Science is changing. Previously, scientific discoveries were made purely through the laborious hard work of researchers. However, as humanity steps into the age of technology, computers – more specifically AI models – are aiding us in an unforeseen fashion. Although currently the direct impact of AI in science does not make a noticeable difference, in the next decade it is projected that we will see an exponential growth of its impact on scientific discovery. One of the many projects which have been extremely successful in using AI is AlphaFold, a project poised to revolutionise the world of DNA.
What is AlphaFold?
AlphaFold is an AI model released by DeepMind in 2020 that can predict the structure of a protein given the protein sequence. But what exactly does this mean? Proteins are responsible for nearly every task in cellular life, including cell shape and inner organisation, product manufacture and waste cleanup, and routine maintenance. Moreover, on a bigger scale, proteins help repair and build body tissues, allow metabolic reactions to take place, and coordinate bodily functions. Without proteins, our bodies would not function.
Each protein has a unique structure (the way in which it ‘folds’); in fact, the most important part of understanding proteins is the way it folds. This is because a protein’s structure influences how a it interacts in its environment, defining its function. To understand a protein, knowing its shape is vital.
What Impacts a Protein’s Structure?
A protein is actually a chain of amino acids. These amino acids interact with each other in many ways, such as with hydrogen bonds, hydrophobic interactions, electrostatic interactions and Van der Waals forces. All these interactions affect the folding of the protein. Therefore, if we can model these interactions between the amino acids, we can predict the structure of a protein. This is what AlphaFold has achieved.
Impacts of AlphaFold.
The ability to accurately predict protein structures from their amino-acid sequence, which AlphaFold has provided, is a huge boon to life sciences and medicine. If we know the shape of a protein, we can tell whether it will cause disease or cure a disease. We can tell if it is the protein of a virus, fungi, or harmful bacteria, and we can also find a way to destroy it. For example, the coronavirus vaccine attacks the 3D protein structure on the virus’ spikes. If we know a protein structure, we can even test how the viruses interact with a particular medicine in a computer simulation without ever having to experiment with a human or an animal. This will drastically improve drug discovery and also our understanding of many diseases.

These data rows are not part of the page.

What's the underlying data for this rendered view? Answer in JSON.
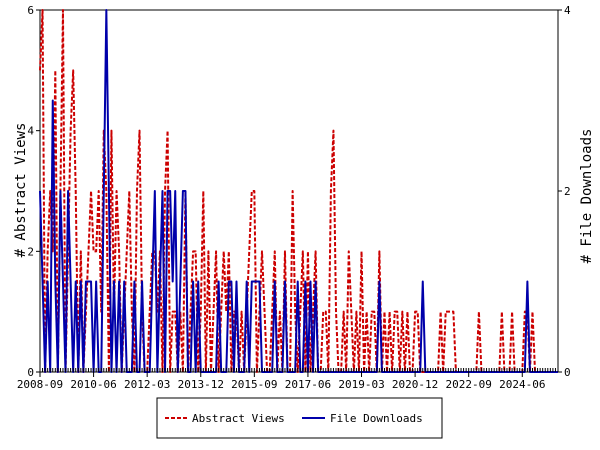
{
  "chart_data": {
    "type": "line",
    "x": [
      "2008-09",
      "2008-10",
      "2008-11",
      "2008-12",
      "2009-01",
      "2009-02",
      "2009-03",
      "2009-04",
      "2009-05",
      "2009-06",
      "2009-07",
      "2009-08",
      "2009-09",
      "2009-10",
      "2009-11",
      "2009-12",
      "2010-01",
      "2010-02",
      "2010-03",
      "2010-04",
      "2010-05",
      "2010-06",
      "2010-07",
      "2010-08",
      "2010-09",
      "2010-10",
      "2010-11",
      "2010-12",
      "2011-01",
      "2011-02",
      "2011-03",
      "2011-04",
      "2011-05",
      "2011-06",
      "2011-07",
      "2011-08",
      "2011-09",
      "2011-10",
      "2011-11",
      "2011-12",
      "2012-01",
      "2012-02",
      "2012-03",
      "2012-04",
      "2012-05",
      "2012-06",
      "2012-07",
      "2012-08",
      "2012-09",
      "2012-10",
      "2012-11",
      "2012-12",
      "2013-01",
      "2013-02",
      "2013-03",
      "2013-04",
      "2013-05",
      "2013-06",
      "2013-07",
      "2013-08",
      "2013-09",
      "2013-10",
      "2013-11",
      "2013-12",
      "2014-01",
      "2014-02",
      "2014-03",
      "2014-04",
      "2014-05",
      "2014-06",
      "2014-07",
      "2014-08",
      "2014-09",
      "2014-10",
      "2014-11",
      "2014-12",
      "2015-01",
      "2015-02",
      "2015-03",
      "2015-04",
      "2015-05",
      "2015-06",
      "2015-07",
      "2015-08",
      "2015-09",
      "2015-10",
      "2015-11",
      "2015-12",
      "2016-01",
      "2016-02",
      "2016-03",
      "2016-04",
      "2016-05",
      "2016-06",
      "2016-07",
      "2016-08",
      "2016-09",
      "2016-10",
      "2016-11",
      "2016-12",
      "2017-01",
      "2017-02",
      "2017-03",
      "2017-04",
      "2017-05",
      "2017-06",
      "2017-07",
      "2017-08",
      "2017-09",
      "2017-10",
      "2017-11",
      "2017-12",
      "2018-01",
      "2018-02",
      "2018-03",
      "2018-04",
      "2018-05",
      "2018-06",
      "2018-07",
      "2018-08",
      "2018-09",
      "2018-10",
      "2018-11",
      "2018-12",
      "2019-01",
      "2019-02",
      "2019-03",
      "2019-04",
      "2019-05",
      "2019-06",
      "2019-07",
      "2019-08",
      "2019-09",
      "2019-10",
      "2019-11",
      "2019-12",
      "2020-01",
      "2020-02",
      "2020-03",
      "2020-04",
      "2020-05",
      "2020-06",
      "2020-07",
      "2020-08",
      "2020-09",
      "2020-10",
      "2020-11",
      "2020-12",
      "2021-01",
      "2021-02",
      "2021-03",
      "2021-04",
      "2021-05",
      "2021-06",
      "2021-07",
      "2021-08",
      "2021-09",
      "2021-10",
      "2021-11",
      "2021-12",
      "2022-01",
      "2022-02",
      "2022-03",
      "2022-04",
      "2022-05",
      "2022-06",
      "2022-07",
      "2022-08",
      "2022-09",
      "2022-10",
      "2022-11",
      "2022-12",
      "2023-01",
      "2023-02",
      "2023-03",
      "2023-04",
      "2023-05",
      "2023-06",
      "2023-07",
      "2023-08",
      "2023-09",
      "2023-10",
      "2023-11",
      "2023-12",
      "2024-01",
      "2024-02",
      "2024-03",
      "2024-04",
      "2024-05",
      "2024-06",
      "2024-07",
      "2024-08",
      "2024-09",
      "2024-10",
      "2024-11",
      "2024-12",
      "2025-01",
      "2025-02",
      "2025-03",
      "2025-04",
      "2025-05",
      "2025-06",
      "2025-07",
      "2025-08"
    ],
    "series": [
      {
        "name": "Abstract Views",
        "axis": "left",
        "color": "#cc0000",
        "dash": "dashed",
        "values": [
          5,
          6,
          0,
          2,
          3,
          2,
          5,
          0,
          3,
          6,
          0,
          2,
          4,
          5,
          3,
          0,
          2,
          0,
          1,
          2,
          3,
          2,
          2,
          3,
          1,
          4,
          3,
          0,
          4,
          1,
          3,
          2,
          0,
          1,
          2,
          3,
          1,
          0,
          3,
          4,
          1,
          0,
          0,
          1,
          2,
          2,
          1,
          2,
          0,
          3,
          4,
          0,
          1,
          1,
          0,
          1,
          0,
          3,
          0,
          1,
          2,
          2,
          0,
          1,
          3,
          0,
          2,
          0,
          1,
          2,
          0,
          1,
          2,
          1,
          2,
          0,
          1,
          1,
          0,
          1,
          0,
          1,
          2,
          3,
          3,
          0,
          1,
          2,
          1,
          0,
          0,
          1,
          2,
          0,
          1,
          0,
          2,
          0,
          0,
          3,
          1,
          0,
          1,
          2,
          0,
          2,
          0,
          1,
          2,
          0,
          0,
          1,
          1,
          0,
          3,
          4,
          1,
          0,
          0,
          1,
          0,
          2,
          1,
          0,
          1,
          0,
          2,
          0,
          1,
          0,
          1,
          1,
          0,
          2,
          0,
          1,
          0,
          1,
          0,
          1,
          1,
          0,
          1,
          0,
          1,
          0,
          0,
          1,
          1,
          0,
          0,
          0,
          0,
          0,
          0,
          0,
          0,
          1,
          0,
          1,
          1,
          1,
          1,
          0,
          0,
          0,
          0,
          0,
          0,
          0,
          0,
          0,
          1,
          0,
          0,
          0,
          0,
          0,
          0,
          0,
          0,
          1,
          0,
          0,
          0,
          1,
          0,
          0,
          0,
          0,
          1,
          1,
          0,
          1,
          0,
          0,
          0,
          0,
          0,
          0,
          0,
          0,
          0,
          0
        ]
      },
      {
        "name": "File Downloads",
        "axis": "right",
        "color": "#0000aa",
        "dash": "solid",
        "values": [
          2,
          1,
          0,
          1,
          0,
          3,
          1,
          0,
          2,
          1,
          0,
          2,
          1,
          0,
          1,
          0,
          1,
          0,
          1,
          1,
          1,
          0,
          1,
          0,
          0,
          2,
          4,
          2,
          0,
          1,
          0,
          1,
          0,
          1,
          0,
          0,
          0,
          1,
          0,
          0,
          1,
          0,
          0,
          0,
          1,
          2,
          0,
          1,
          2,
          0,
          2,
          2,
          1,
          2,
          0,
          1,
          2,
          2,
          0,
          0,
          1,
          0,
          1,
          0,
          0,
          0,
          0,
          0,
          0,
          0,
          1,
          0,
          0,
          0,
          1,
          1,
          0,
          1,
          0,
          0,
          0,
          1,
          0,
          1,
          1,
          1,
          1,
          0,
          0,
          0,
          0,
          0,
          1,
          0,
          0,
          0,
          1,
          0,
          0,
          0,
          0,
          1,
          0,
          0,
          1,
          0,
          1,
          0,
          1,
          0,
          0,
          0,
          0,
          0,
          0,
          0,
          0,
          0,
          0,
          0,
          0,
          0,
          0,
          0,
          0,
          0,
          0,
          0,
          0,
          0,
          0,
          0,
          0,
          1,
          0,
          0,
          0,
          0,
          0,
          0,
          0,
          0,
          0,
          0,
          0,
          0,
          0,
          0,
          0,
          0,
          1,
          0,
          0,
          0,
          0,
          0,
          0,
          0,
          0,
          0,
          0,
          0,
          0,
          0,
          0,
          0,
          0,
          0,
          0,
          0,
          0,
          0,
          0,
          0,
          0,
          0,
          0,
          0,
          0,
          0,
          0,
          0,
          0,
          0,
          0,
          0,
          0,
          0,
          0,
          0,
          0,
          1,
          0,
          0,
          0,
          0,
          0,
          0,
          0,
          0,
          0,
          0,
          0,
          0
        ]
      }
    ],
    "xticks": [
      "2008-09",
      "2010-06",
      "2012-03",
      "2013-12",
      "2015-09",
      "2017-06",
      "2019-03",
      "2020-12",
      "2022-09",
      "2024-06"
    ],
    "ylabel": "# Abstract Views",
    "y2label": "# File Downloads",
    "ylim": [
      0,
      6
    ],
    "yticks": [
      0,
      2,
      4,
      6
    ],
    "y2lim": [
      0,
      4
    ],
    "y2ticks": [
      0,
      2,
      4
    ],
    "grid": false,
    "legend": "bottom"
  }
}
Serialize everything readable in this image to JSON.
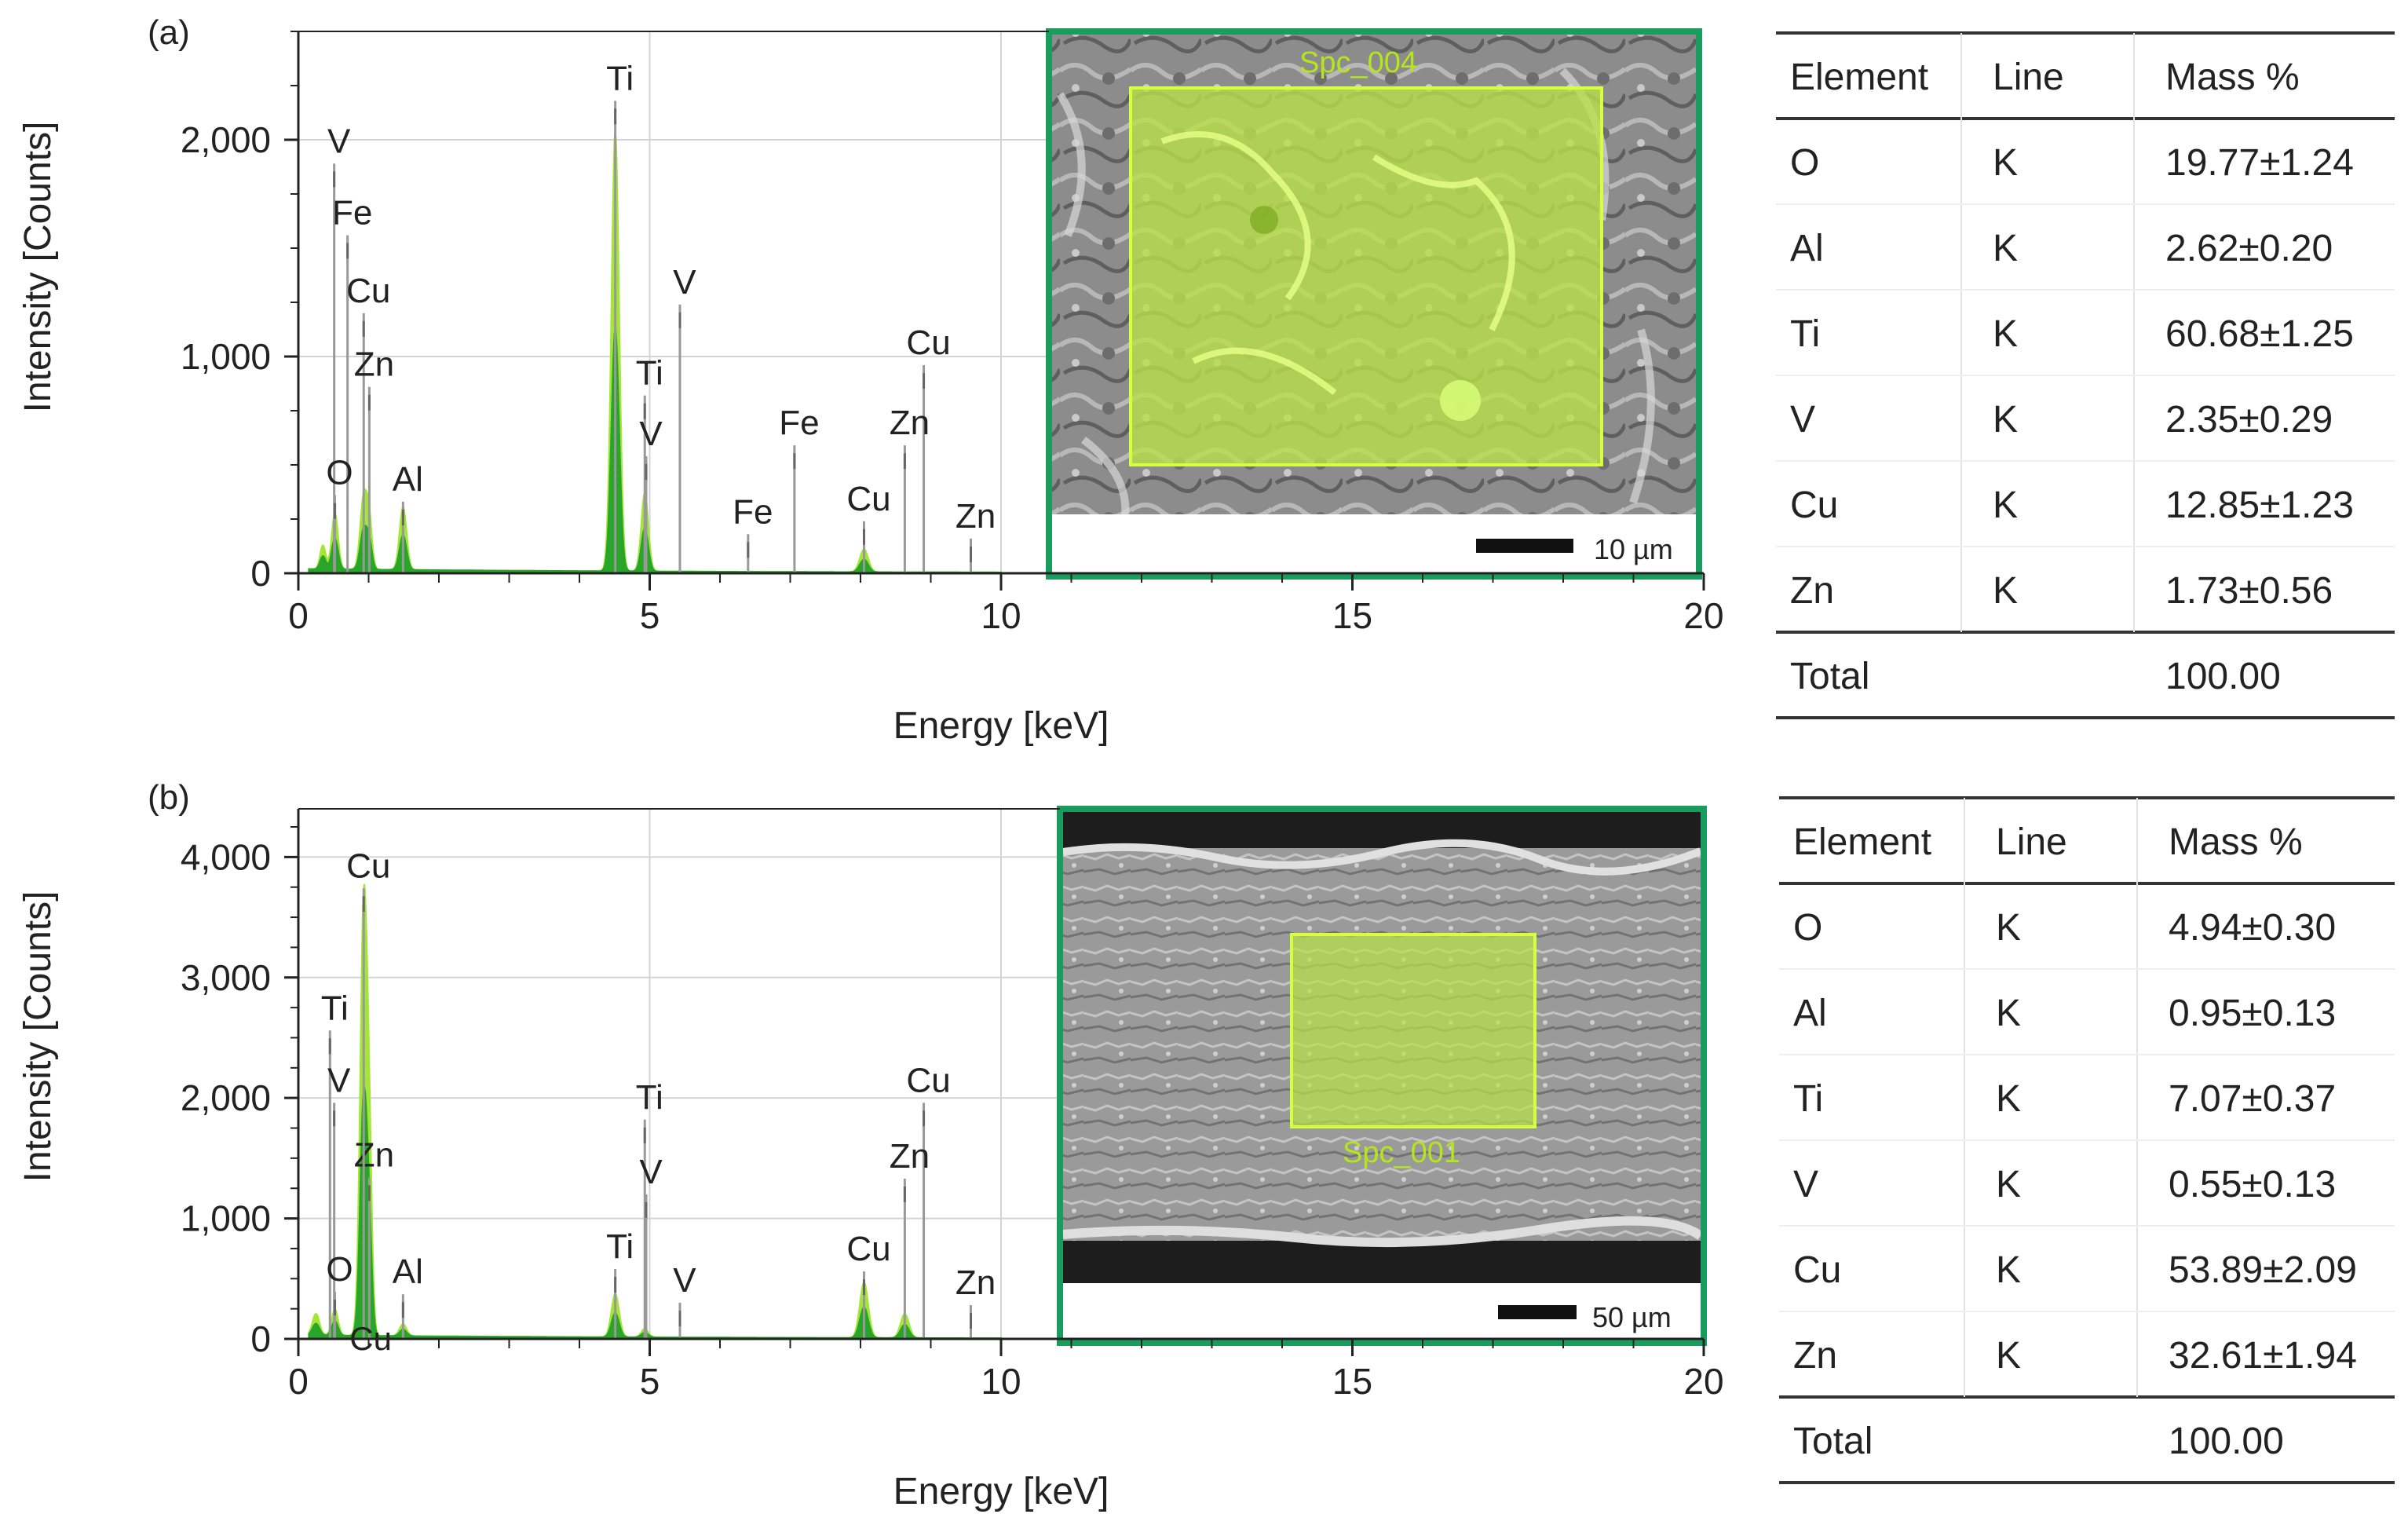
{
  "chart_data": [
    {
      "type": "line",
      "panel_label": "(a)",
      "title": "",
      "xlabel": "Energy [keV]",
      "ylabel": "Intensity [Counts]",
      "xlim": [
        0,
        20
      ],
      "ylim": [
        0,
        2500
      ],
      "xticks": [
        0,
        5,
        10,
        15,
        20
      ],
      "xtick_labels": [
        "0",
        "5",
        "10",
        "15",
        "20"
      ],
      "yticks": [
        0,
        1000,
        2000
      ],
      "ytick_labels": [
        "0",
        "1,000",
        "2,000"
      ],
      "grid": true,
      "spectrum": {
        "baseline": 20,
        "peaks": [
          {
            "x": 0.35,
            "y": 110,
            "w": 0.04
          },
          {
            "x": 0.52,
            "y": 260,
            "w": 0.045
          },
          {
            "x": 0.93,
            "y": 330,
            "w": 0.05
          },
          {
            "x": 1.01,
            "y": 200,
            "w": 0.04
          },
          {
            "x": 1.49,
            "y": 290,
            "w": 0.05
          },
          {
            "x": 4.51,
            "y": 2030,
            "w": 0.055
          },
          {
            "x": 4.93,
            "y": 360,
            "w": 0.05
          },
          {
            "x": 8.05,
            "y": 105,
            "w": 0.06
          }
        ]
      },
      "peak_markers": [
        {
          "label": "V",
          "x": 0.51,
          "top": 1890,
          "mark": 220
        },
        {
          "label": "Fe",
          "x": 0.7,
          "top": 1560,
          "mark": 160
        },
        {
          "label": "Cu",
          "x": 0.93,
          "top": 1200,
          "mark": 360
        },
        {
          "label": "Zn",
          "x": 1.01,
          "top": 860,
          "mark": 230
        },
        {
          "label": "O",
          "x": 0.52,
          "top": 360,
          "mark": 280
        },
        {
          "label": "Al",
          "x": 1.49,
          "top": 330,
          "mark": 270
        },
        {
          "label": "Ti",
          "x": 4.51,
          "top": 2180,
          "mark": 2130
        },
        {
          "label": "Ti",
          "x": 4.93,
          "top": 820,
          "mark": 700
        },
        {
          "label": "V",
          "x": 4.95,
          "top": 540,
          "mark": 420
        },
        {
          "label": "V",
          "x": 5.43,
          "top": 1240,
          "mark": 60
        },
        {
          "label": "Fe",
          "x": 6.4,
          "top": 180,
          "mark": 140
        },
        {
          "label": "Fe",
          "x": 7.06,
          "top": 590,
          "mark": 60
        },
        {
          "label": "Cu",
          "x": 8.05,
          "top": 240,
          "mark": 210
        },
        {
          "label": "Cu",
          "x": 8.9,
          "top": 960,
          "mark": 60
        },
        {
          "label": "Zn",
          "x": 8.63,
          "top": 590,
          "mark": 60
        },
        {
          "label": "Zn",
          "x": 9.57,
          "top": 160,
          "mark": 130
        }
      ],
      "inset": {
        "region_label": "Spc_004",
        "scale_bar_label": "10 µm"
      }
    },
    {
      "type": "line",
      "panel_label": "(b)",
      "title": "",
      "xlabel": "Energy [keV]",
      "ylabel": "Intensity [Counts]",
      "xlim": [
        0,
        20
      ],
      "ylim": [
        0,
        4400
      ],
      "xticks": [
        0,
        5,
        10,
        15,
        20
      ],
      "xtick_labels": [
        "0",
        "5",
        "10",
        "15",
        "20"
      ],
      "yticks": [
        0,
        1000,
        2000,
        3000,
        4000
      ],
      "ytick_labels": [
        "0",
        "1,000",
        "2,000",
        "3,000",
        "4,000"
      ],
      "grid": true,
      "spectrum": {
        "baseline": 30,
        "peaks": [
          {
            "x": 0.25,
            "y": 180,
            "w": 0.05
          },
          {
            "x": 0.52,
            "y": 220,
            "w": 0.045
          },
          {
            "x": 0.93,
            "y": 3550,
            "w": 0.05
          },
          {
            "x": 1.01,
            "y": 1250,
            "w": 0.04
          },
          {
            "x": 1.49,
            "y": 100,
            "w": 0.05
          },
          {
            "x": 4.51,
            "y": 360,
            "w": 0.055
          },
          {
            "x": 4.93,
            "y": 70,
            "w": 0.05
          },
          {
            "x": 8.05,
            "y": 460,
            "w": 0.06
          },
          {
            "x": 8.63,
            "y": 200,
            "w": 0.06
          }
        ]
      },
      "peak_markers": [
        {
          "label": "Ti",
          "x": 0.45,
          "top": 2560,
          "mark": 180
        },
        {
          "label": "V",
          "x": 0.51,
          "top": 1960,
          "mark": 180
        },
        {
          "label": "Zn",
          "x": 1.01,
          "top": 1340,
          "mark": 1300
        },
        {
          "label": "O",
          "x": 0.52,
          "top": 390,
          "mark": 250
        },
        {
          "label": "Cu",
          "x": 0.93,
          "top": 3740,
          "mark": 3620
        },
        {
          "label": "Cu",
          "x": 0.93,
          "top": -50,
          "mark": -50
        },
        {
          "label": "Al",
          "x": 1.49,
          "top": 370,
          "mark": 320
        },
        {
          "label": "Ti",
          "x": 4.51,
          "top": 580,
          "mark": 450
        },
        {
          "label": "Ti",
          "x": 4.93,
          "top": 1820,
          "mark": 90
        },
        {
          "label": "V",
          "x": 4.95,
          "top": 1200,
          "mark": 90
        },
        {
          "label": "V",
          "x": 5.43,
          "top": 300,
          "mark": 220
        },
        {
          "label": "Cu",
          "x": 8.05,
          "top": 560,
          "mark": 500
        },
        {
          "label": "Cu",
          "x": 8.9,
          "top": 1960,
          "mark": 60
        },
        {
          "label": "Zn",
          "x": 8.63,
          "top": 1330,
          "mark": 60
        },
        {
          "label": "Zn",
          "x": 9.57,
          "top": 280,
          "mark": 240
        }
      ],
      "inset": {
        "region_label": "Spc_001",
        "scale_bar_label": "50 µm"
      }
    }
  ],
  "tables": [
    {
      "headers": [
        "Element",
        "Line",
        "Mass %"
      ],
      "rows": [
        [
          "O",
          "K",
          "19.77±1.24"
        ],
        [
          "Al",
          "K",
          "2.62±0.20"
        ],
        [
          "Ti",
          "K",
          "60.68±1.25"
        ],
        [
          "V",
          "K",
          "2.35±0.29"
        ],
        [
          "Cu",
          "K",
          "12.85±1.23"
        ],
        [
          "Zn",
          "K",
          "1.73±0.56"
        ]
      ],
      "total": [
        "Total",
        "",
        "100.00"
      ]
    },
    {
      "headers": [
        "Element",
        "Line",
        "Mass %"
      ],
      "rows": [
        [
          "O",
          "K",
          "4.94±0.30"
        ],
        [
          "Al",
          "K",
          "0.95±0.13"
        ],
        [
          "Ti",
          "K",
          "7.07±0.37"
        ],
        [
          "V",
          "K",
          "0.55±0.13"
        ],
        [
          "Cu",
          "K",
          "53.89±2.09"
        ],
        [
          "Zn",
          "K",
          "32.61±1.94"
        ]
      ],
      "total": [
        "Total",
        "",
        "100.00"
      ]
    }
  ],
  "colors": {
    "spectrum_light": "#a3e635",
    "spectrum_dark": "#1e9e2a",
    "inset_border": "#1a9c5e",
    "region_fill": "#b8e04a",
    "region_text": "#b5e61d",
    "axis": "#222222",
    "grid": "#d4d4d4",
    "marker": "#999999"
  }
}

Before AlphaFold, we knew the 3-D structures of only about 17% of the roughly 20,000 proteins in the human body. Those protein structures that we did know had been painstakingly worked out in the laboratory environment over decades, through tedious experimental methods like X-ray crystallography and nuclear magnetic resonance, which require multi-million-dollar equipment and months or even years of trial and error, costing $120,000 to discover the structure of a single protein.
The figure below shows how AlphaFold’s result does not differ much from the experimental results, even though it costs nothing.
[AlphaFold’s prediction overlaid with experimental result]
AlphaFold’s results also crush its competitors by a big margin. AlphaFold’s use of deep neural networks means they don’t actually model each interaction but find a general non-linear mathematical relationship between the chain of amino acids and the way it folds. Since this relationship is trained on thousands of data points, the need to model the interactions (with reinforcement learning) isn’t needed because they are all represented in this ‘general’ formula. Below, we see AlphaFold 2 achieves a median score of 87.0% accuracy.
[The increasing modelling accuracy of AlphaFold]
Not only did AlphaFold engineer this model, but they predicted the 3-D structures for virtually all (98.5%) of the human proteome. Of these, 36% are predicted with very high accuracy, and another 22% are predicted with high accuracy. And all of this was released for public use. With the traditional method, this would have cost approximately $43bn, and who knows how many years. The best feature, I argue, of AlphaFold is that it is open-source. Anyone can use AlphaFold’s model, enabling everyone working in medicine or DNA to advance evenly: even beginner researchers. As well as this, it doesn’t need some sort of high-powered expensive computer to run on either; in fact, you could try out the AlphaFold system on your own computer.
Input amino acid sequence:
Output amino acid sequence:
The figure below illustrates the AI model, which essentially is a mathematical relationship which includes variables called parameters that can be slightly altered to affect the results. After an amino acid sequence is passed in and the system has returned a result, the accuracy of the result is calculated by comparing it to the real, experimental result. Next, the parameters are very slightly tweaked to change the accuracy. This is called gradient descent and the ‘tweaks’ are determined by some complex mathematics (partial derivatives of the loss function).
There are some limitations of this model, as one might expect. The same protein can sometimes have different forms. AlphaFold currently is not equipped to predict different conformations of the same protein or the outcome of new mutations in a protein’s natural structure due to viruses. Nonetheless, besides AlphaFold’s tremendous capabilities and added value to biology, it also marks an important benchmark in which AI is beginning to take over scientific research.